Hacker News new | ask | show | jobs
by throwaway458864 1713 days ago
Assuming you mean the connections between the components - a hodge-podge of different models, tools, techniques. There is no one way to do it, partly because of how different any given system can be from another. Even within software engineering, it really depends on the industry you're in, the application of the software, the stakeholders, the risks.

But generally speaking, most people only track the connections at design time, as an artifact of overall architecture. And this isn't great, because as the system changes (modern software systems change constantly) the entire system development lifecycle is not being re-assessed every time some component changes.

So in the best case, with a Waterfall model, you have very well defined connections in design, and you have to pray that your SDLC validates that design. But most people prefer Agile, which in practice means "I don't need a well defined system! #YOLOEngineering". So everything is built ad-hoc and nobody even attempts to figure out the entire picture. And in that case, Operations may be told to figure it out (they're the ones running it all, so they have the best vantage), and they tend to implement monitoring and distributed tracing that enables cobbling together a picture of how things are actually working. But that's not fed back into teams' designs, it's just used for addressing problems after the fact.

To be specific: you might use ADRs and manually crafted diagrams to map out the connections, or UML, or some other systems diagramming tool/standard. But often that's created only at a certain level of the system, and doesn't dive deep into component interfaces or tolerances/limits or availability. So the full picture can never be seen from one view, and it's almost never the teams themselves mapping it out.

1 comments

That's exactly what I meant. For standardization, does Kubernetes help in that regard? For example when using network rules to whitelist what component is allowed to communicate with what service? I imagine extracting the current rules and building a graph makes discovery easier. No tolerance/limits/throughput or availability data is included though. The approach is also limited to the cluster level, excluding out-of-cluster communication, while having everything in the cluster may not be that secure.
You're spot on, it would provide limited information. In fact, it may be better to use a network monitor to trace network connections and graph that. Old network rules stick around, and so a graph of just the rules would show you connections that may not exist. And network rules are often made of CIDRs or port ranges, so it's not telling you what actual nodes are receiving traffic. If the CIDR and port range includes multiple networks with multiple components each, you don't really know what's connected to what. Distributed tracing is basically that from the application layer (and includes network calls).

Like yourapostasy says, this kind of post-hoc system design can lead to fallacies, and doesn't contribute to the initial design of the system. If you have nothing else to go on, it helps. But your time is probably better spent investing in formal specifications, and then developing components, connections, and all the operational aspects as implementations and validations of the specification.

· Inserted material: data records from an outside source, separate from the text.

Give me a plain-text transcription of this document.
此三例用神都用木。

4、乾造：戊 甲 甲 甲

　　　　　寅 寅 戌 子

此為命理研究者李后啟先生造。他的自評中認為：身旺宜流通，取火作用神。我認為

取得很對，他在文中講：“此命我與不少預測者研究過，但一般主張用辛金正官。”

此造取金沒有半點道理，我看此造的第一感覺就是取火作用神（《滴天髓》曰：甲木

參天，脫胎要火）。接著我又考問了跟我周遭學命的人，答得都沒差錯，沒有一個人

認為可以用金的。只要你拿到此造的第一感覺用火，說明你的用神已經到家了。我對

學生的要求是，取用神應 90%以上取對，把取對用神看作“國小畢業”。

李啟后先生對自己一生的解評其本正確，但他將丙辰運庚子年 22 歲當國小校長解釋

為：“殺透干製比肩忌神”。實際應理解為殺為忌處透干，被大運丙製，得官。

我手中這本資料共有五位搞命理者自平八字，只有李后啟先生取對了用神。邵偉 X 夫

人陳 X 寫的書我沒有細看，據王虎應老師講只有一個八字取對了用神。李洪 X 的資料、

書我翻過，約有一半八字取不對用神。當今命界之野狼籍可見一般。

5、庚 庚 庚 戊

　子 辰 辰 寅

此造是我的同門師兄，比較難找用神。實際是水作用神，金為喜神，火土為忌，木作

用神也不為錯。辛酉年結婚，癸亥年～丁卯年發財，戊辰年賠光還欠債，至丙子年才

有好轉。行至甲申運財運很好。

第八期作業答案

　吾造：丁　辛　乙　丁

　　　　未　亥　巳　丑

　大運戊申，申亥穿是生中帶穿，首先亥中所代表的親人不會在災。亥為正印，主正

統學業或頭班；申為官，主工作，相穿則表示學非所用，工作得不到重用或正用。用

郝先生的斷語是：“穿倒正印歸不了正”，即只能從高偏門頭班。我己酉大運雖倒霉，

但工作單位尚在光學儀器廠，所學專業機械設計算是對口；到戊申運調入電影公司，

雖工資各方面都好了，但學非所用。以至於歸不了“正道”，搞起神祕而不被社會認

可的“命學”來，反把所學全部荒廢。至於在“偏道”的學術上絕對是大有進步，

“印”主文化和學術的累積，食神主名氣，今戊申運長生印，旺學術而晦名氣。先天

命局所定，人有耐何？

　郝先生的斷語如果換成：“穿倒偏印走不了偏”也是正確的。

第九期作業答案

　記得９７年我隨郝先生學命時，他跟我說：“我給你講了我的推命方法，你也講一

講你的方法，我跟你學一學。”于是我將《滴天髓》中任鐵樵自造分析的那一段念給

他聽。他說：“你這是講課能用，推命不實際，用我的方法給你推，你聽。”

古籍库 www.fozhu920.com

Many papers have been published about this, spanning from the 70s to the late 90s, talking about the evolution of software systems engineering. After the 2000s, software engineering became more art than science when the Agile Manifesto gave everyone an excuse to stop caring about rigor.

Oh, ho ho. It is so much more than network dependencies. K8s helps somewhat by pointing a possible direction, but this is truly an Alice in Wonderland, "just how deep into the rabbit hole do you want to go?" problem space. Note the following is from the big-org perspective, small organizations don't really have this problem nearly as bad, but might start seeing this more as we all move into the cloud.

IMHO, the declarative configuration management folks have their heart in the right place, but at their level we've already lost a lot of information and are just shoving around peas on the plate. Post hoc systems information capture is always a lossy, imprecise, empirically-driven affair. Service registries are only scratching the tip of the iceberg.

Everyone is afraid to bite the bullet and start Encoding All The Things, because down that path lies religious wars over what to encode and how to express the encoding. Even with a service registry, I lack information on SLO's, SLA's, RTO's, RPO's, planned outages, A/B (and C/D/E/...) state, ownerships of all kinds, responsibilities of all kinds, architecture, deps of all kinds, onboarding steps and constraints, governance gates, decomm steps and constraints, change approval gates, the timing of each of those, and so on. That's just capturing the information; now imagine the insanity of walking that nightmare graph to seek impossible interlocks (which we humans accept by overriding with outages, for example), or figure out just how long it should take to accomplish a given set of related goals.

We currently handle this as an industry through blunt force trauma on the problem space itself, while contorting ourselves as Matrix-like as possible to sustain as little in return upon ourselves in the process, through a hodge podge of techniques, tools, processes, and exasperation. At this point, I'm not exactly certain we'll fully address this space without a Culture Mind-level AI (said tongue in cheek, I really do think there is some promising work being done in this field, it is just a grind).